Large Language Models (LLMs) are rapidly evolving, and with the rise of multimodal models, especially those that can understand speech, new challenges in evaluation have emerged. While LLMs have been rigorously tested for factual knowledge, reasoning, and mathematical abilities through text, assessing their capabilities when interacting via speech input is a more complex task. This is where a new benchmark called the Cross-modal Capabilities Conservation Test (C3T) comes into play, aiming to provide a comprehensive evaluation of speech-aware LLMs.
The core problem C3T addresses is whether the language understanding capabilities of an LLM are truly preserved when it receives input through speech, rather than text. It’s not just about accurate speech recognition; it’s about ensuring the model’s understanding doesn’t degrade or become unfair to certain groups of speakers, even if the transcription is perfect. Previous evaluation methods often fell short because they didn’t account for the nuances of spoken language, the diversity of human voices, or the potential for discriminatory behavior.

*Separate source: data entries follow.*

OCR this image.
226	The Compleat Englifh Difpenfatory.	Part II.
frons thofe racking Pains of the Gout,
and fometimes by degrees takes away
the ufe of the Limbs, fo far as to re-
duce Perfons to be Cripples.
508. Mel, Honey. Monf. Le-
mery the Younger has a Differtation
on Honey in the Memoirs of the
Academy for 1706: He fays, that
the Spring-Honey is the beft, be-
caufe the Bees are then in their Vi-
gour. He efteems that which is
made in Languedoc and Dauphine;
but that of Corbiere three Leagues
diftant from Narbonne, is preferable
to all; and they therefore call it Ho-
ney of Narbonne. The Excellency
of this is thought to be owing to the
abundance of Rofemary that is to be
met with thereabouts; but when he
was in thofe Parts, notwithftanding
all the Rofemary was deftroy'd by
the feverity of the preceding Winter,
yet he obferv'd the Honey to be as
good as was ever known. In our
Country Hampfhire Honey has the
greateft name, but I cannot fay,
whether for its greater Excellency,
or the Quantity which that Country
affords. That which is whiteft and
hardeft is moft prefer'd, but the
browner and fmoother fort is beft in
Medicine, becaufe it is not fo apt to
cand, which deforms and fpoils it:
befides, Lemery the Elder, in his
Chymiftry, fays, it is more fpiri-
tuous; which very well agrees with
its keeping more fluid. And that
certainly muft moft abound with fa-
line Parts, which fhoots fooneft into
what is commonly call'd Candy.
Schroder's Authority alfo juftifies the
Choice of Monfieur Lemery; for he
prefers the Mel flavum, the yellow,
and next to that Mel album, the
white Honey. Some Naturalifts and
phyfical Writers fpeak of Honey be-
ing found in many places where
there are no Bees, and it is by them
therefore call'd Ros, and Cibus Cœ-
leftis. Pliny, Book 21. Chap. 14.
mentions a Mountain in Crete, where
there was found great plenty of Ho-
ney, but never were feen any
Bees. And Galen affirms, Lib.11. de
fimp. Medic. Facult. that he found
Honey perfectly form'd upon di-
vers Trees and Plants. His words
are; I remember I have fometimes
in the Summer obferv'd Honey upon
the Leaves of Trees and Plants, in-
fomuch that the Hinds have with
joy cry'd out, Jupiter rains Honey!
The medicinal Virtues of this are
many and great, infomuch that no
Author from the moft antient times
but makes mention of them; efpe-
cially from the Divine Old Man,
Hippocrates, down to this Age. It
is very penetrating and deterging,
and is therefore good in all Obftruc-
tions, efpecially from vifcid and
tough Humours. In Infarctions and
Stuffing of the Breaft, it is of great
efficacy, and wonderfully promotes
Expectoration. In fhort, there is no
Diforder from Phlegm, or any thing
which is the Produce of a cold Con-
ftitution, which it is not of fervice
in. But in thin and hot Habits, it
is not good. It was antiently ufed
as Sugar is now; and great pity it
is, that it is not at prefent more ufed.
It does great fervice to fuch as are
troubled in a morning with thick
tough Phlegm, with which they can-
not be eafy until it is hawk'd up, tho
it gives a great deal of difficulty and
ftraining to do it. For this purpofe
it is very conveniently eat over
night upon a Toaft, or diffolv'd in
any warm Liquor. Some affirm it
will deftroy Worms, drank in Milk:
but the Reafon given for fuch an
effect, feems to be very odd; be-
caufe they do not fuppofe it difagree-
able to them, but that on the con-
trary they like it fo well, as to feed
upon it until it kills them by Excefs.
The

C3T stands out by focusing on several key aspects. Firstly, it uses textual tasks that are carefully filtered to be plausible for spoken interaction. Many traditional LLM benchmarks, filled with complex exam questions or lengthy mathematical equations, are simply not realistic for a voice interface. C3T selects tasks that a user would genuinely speak aloud.
Secondly, to address the need for diverse speakers without the massive effort of recording countless individuals, C3T employs a sophisticated voice cloning text-to-speech model. This technology allows the benchmark to synthesize a wide range of voices, simulating different ages, genders, and dialects. This is crucial for evaluating the model’s fairness across various demographic groups.
The benchmark introduces a set of detailed metrics beyond simple accuracy. It measures ‘Overall Fairness,’ which checks if a task returns the same answer regardless of the speaker. It also tracks ‘Conditional Fairness’ for specific characteristics like age, gender, or dialect, ensuring the model doesn’t show bias. Furthermore, ‘Cross-modal Robustness’ is assessed, verifying that the model not only performs fairly but also yields consistent results whether the input is text or speech.
In experiments, C3T evaluated several prominent speech-aware LLMs, including Audio Flamingo 3, Qwen2-Audio, Ultravox, and Voxtral Mini. The findings revealed a significant drop in exact match accuracy when models transitioned from text to speech inputs, ranging from 4% to 13%. More critically, the results highlighted substantial fairness issues. Even for tasks that models could potentially solve, a high percentage showed inconsistent answers across different speakers. For instance, in over 98% of tasks that models could solve via speech, some speakers received an incorrect answer. This indicates that while a model might perform well on average, its behavior can be inconsistent and potentially unfair to specific demographic groups.
Also Read:
- VStyle: A New Benchmark for Teaching AI to Speak with Style and Emotion
- Enhancing Multimodal AI Safety: A New Approach to Optimizing Reasoning Paths
The research paper, available at arxiv.org/pdf/2509.12171, concludes that C3T offers a more fine-grained and realistic evaluation of speech-aware LLMs. By moving beyond raw accuracy and focusing on the preservation of language understanding, fairness across speakers, and robustness across modalities, C3T provides critical insights into the real-world performance and ethical considerations of these advanced AI systems. It confirms that even top-performing models can exhibit inconsistent behavior across modalities, underscoring the importance of such specialized benchmarks for future development.